Over the past four years, U.N. officials have scored some noteworthy successes, as the new report describes. These include helping resolve the crisis in the eastern Democratic Republic of Congo in 2008 that forced more than 200,000 civilians into flight; assisting Guinea emerge from a long political crisis in 2009-2010 to hold credible elections; and working with European diplomats to contain the horrific violence in Kyrgyzstan.

These successes have underlined the value of the U.N. Secretariat’s roster of experienced mediators, facilitators and diplomats. Still, Ban’s report emphasizes the need to boost the caliber of U.N. officials further and make their work easier by overcoming the phalanx of budgetary and staffing rules that can delay the U.N.’s efforts interminably.

These budgetary constraints and unwieldy hiring processes might seem irrelevant to anyone not immersed in the minutiae of the U.N.’s bureaucracy. But they matter. The organization’s attempts to engage meaningfully with the Arab Spring were held up by a lack of financial resources and a lack of experts in the region. The new report outlines options for increasing the U.N.’s readiness for future crises, like expanding its small network of regional political offices.

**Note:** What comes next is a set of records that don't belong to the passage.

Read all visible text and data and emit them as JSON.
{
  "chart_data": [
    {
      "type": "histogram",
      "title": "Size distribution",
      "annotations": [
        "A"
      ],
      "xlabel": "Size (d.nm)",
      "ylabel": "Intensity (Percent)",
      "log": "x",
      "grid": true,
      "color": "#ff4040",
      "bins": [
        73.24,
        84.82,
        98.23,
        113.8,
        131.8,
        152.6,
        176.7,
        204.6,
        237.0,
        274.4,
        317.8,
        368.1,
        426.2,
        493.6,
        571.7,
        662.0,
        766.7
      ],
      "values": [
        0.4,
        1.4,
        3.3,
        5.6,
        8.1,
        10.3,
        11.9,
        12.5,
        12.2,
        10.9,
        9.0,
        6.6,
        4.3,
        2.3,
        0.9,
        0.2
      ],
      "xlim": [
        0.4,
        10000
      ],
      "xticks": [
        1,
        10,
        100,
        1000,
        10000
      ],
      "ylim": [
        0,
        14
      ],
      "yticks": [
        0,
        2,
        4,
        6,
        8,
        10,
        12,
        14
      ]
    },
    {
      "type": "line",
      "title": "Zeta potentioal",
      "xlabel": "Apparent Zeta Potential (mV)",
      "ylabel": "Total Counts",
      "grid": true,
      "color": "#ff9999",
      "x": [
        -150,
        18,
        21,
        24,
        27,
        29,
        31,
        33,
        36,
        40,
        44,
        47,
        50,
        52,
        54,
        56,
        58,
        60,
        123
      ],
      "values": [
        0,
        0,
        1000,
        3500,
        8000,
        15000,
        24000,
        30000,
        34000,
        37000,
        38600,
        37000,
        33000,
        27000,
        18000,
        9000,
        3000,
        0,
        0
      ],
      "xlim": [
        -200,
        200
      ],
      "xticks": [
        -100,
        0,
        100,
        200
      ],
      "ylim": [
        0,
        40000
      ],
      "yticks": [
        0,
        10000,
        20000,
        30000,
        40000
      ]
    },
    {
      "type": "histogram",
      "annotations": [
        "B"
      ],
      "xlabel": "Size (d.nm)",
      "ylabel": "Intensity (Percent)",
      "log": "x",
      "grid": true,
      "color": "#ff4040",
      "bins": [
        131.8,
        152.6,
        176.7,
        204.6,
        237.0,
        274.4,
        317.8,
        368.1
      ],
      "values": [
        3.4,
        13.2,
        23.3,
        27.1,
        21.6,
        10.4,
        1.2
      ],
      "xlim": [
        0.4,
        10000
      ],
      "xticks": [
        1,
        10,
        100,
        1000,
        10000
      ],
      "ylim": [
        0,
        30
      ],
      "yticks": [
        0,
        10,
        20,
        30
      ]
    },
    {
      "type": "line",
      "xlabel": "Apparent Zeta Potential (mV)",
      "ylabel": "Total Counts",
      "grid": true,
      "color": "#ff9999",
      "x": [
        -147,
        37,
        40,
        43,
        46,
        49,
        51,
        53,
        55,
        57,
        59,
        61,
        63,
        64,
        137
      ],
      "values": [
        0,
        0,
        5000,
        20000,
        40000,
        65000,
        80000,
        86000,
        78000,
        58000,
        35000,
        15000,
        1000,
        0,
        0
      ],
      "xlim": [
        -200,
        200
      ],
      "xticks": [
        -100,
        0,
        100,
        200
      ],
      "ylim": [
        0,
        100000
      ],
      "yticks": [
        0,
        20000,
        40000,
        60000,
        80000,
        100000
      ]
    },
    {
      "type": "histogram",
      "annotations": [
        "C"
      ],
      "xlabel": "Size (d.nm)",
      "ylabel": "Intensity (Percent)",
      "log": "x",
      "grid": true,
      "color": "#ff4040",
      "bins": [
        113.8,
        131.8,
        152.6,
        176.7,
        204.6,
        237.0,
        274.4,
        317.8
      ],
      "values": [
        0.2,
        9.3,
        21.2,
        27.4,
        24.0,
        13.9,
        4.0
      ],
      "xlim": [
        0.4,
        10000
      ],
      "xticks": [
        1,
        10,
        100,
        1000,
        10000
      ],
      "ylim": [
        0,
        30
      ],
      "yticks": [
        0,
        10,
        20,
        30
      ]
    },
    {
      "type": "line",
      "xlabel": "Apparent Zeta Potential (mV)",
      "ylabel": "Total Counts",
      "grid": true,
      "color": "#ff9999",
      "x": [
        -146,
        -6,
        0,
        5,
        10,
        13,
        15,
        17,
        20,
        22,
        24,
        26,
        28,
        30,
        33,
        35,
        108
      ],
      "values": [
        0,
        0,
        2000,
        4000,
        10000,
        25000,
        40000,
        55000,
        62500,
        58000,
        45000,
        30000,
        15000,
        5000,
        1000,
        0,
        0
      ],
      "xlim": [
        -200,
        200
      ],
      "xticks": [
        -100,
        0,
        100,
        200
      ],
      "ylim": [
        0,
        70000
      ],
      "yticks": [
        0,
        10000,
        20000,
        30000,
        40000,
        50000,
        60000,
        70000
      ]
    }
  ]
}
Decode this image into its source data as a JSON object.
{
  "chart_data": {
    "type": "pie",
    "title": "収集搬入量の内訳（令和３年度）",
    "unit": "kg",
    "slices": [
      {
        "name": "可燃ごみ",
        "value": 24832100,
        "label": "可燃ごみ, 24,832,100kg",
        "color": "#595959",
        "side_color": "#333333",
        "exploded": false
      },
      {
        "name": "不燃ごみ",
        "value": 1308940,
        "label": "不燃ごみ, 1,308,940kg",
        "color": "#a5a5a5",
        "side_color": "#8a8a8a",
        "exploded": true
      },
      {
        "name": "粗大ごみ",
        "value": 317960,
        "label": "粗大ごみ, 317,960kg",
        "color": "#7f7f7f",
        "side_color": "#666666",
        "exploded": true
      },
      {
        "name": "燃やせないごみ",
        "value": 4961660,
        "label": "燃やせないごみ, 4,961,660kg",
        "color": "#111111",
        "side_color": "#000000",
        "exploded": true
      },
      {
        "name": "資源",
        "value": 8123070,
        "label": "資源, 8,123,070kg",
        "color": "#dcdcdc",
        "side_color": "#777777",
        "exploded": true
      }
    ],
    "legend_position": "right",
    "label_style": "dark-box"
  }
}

To be honest, I think that the UN report could have been a bit bolder in its proposals for boosting conflict prevention, but at least it will get some high-level attention this afternoon.  Hopefully some UN members will be motivated to follow up with related policy initiatives.  Nonetheless, Emily and I aren’t convinced that all the big powers on the Security Council are 100% committed to preventive diplomacy…

The actors most likely to stop an escalating crisis in its tracks remain the world’s great powers. But after the crises of the past year, it is hard to argue that these powers have a coherent grasp of this responsibility. Take the example of Syria. China and Russia have opposed even mild condemnations of the Syrian regime, while other emerging powers on the Security Council — notably Brazil, India and South Africa — have only been marginally more flexible. The U.S. and its European partners have also struggled to find a mix of economic, diplomatic and moral pressure to affect decisions in Damascus. The confusion reflects the many political, security and economic interests all the powers have in Syria.

So it’s nice that the Council’s talking about the importance of prevention.  But treat its pronouncements on the topic with caution.  I look forward to Josh Rogin’s take.